Last night I went to my former division chief’s retirement party. The room was absolutely packed with probably 300, if not 400, people there to thank Ron for his 37 years of service to NASA. As I looked around the room, I was amazed by the magnitude of the people there; many of the people in the older crowd there were the pioneers of mission operations, especially flight dynamics and trajectory design, as they’re done today. Those of you who don’t follow the space program wouldn’t recognize the names or understand exactly what I’m trying to say… But seeing some of the people there, and knowing what they’ve done (because I’ve read about them in books — they’re important enough to have been discussed at length in books!) was truly humbling.
I can’t help but wonder if my generation will be viewed that way when we start to retire sometime around 2040. Will we have accomplished the magnitude of things that the Apollo generation has?
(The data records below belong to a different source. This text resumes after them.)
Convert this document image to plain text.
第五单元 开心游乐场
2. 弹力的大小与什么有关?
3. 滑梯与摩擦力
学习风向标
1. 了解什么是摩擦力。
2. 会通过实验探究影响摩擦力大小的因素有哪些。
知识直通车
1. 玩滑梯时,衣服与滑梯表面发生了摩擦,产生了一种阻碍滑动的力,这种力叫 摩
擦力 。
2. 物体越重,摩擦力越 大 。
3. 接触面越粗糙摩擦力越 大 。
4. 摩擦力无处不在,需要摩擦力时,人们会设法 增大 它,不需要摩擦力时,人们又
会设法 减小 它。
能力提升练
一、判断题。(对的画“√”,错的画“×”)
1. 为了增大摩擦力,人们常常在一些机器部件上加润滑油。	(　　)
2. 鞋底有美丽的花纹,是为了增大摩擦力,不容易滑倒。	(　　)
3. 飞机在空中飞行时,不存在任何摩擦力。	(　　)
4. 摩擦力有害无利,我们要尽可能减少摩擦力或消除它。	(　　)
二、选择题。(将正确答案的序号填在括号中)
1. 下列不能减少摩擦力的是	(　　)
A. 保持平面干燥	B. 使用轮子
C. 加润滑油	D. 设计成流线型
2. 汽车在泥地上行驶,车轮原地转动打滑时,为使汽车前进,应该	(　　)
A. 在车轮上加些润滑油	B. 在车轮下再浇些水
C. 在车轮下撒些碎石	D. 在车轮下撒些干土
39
Will anyone be able to say about us the things we say about them? We all have so many different dreams and ambitions, and frustrations with the current state of things, that it’s hard to imagine that most of us will even still be here in 2040. And yet after watching all the presentations at the retirement party last night, I feel a bit inspired. Maybe we do need to stay at NASA. Maybe we need to become the new generation of “steely eyed missile men” and make sure that NASA goes somewhere and does something great. I don’t know if NASA can ever recapture the Apollo era, and doubt that it would be the right thing even if it could. But maybe we could create our own version, with something new.
I don’t know. I’m just rambling, really. I guess I just want to point out that while I may complain a lot about my job, there is a reason why I haven’t left yet:
I still think space is damn cool. And I still have hope.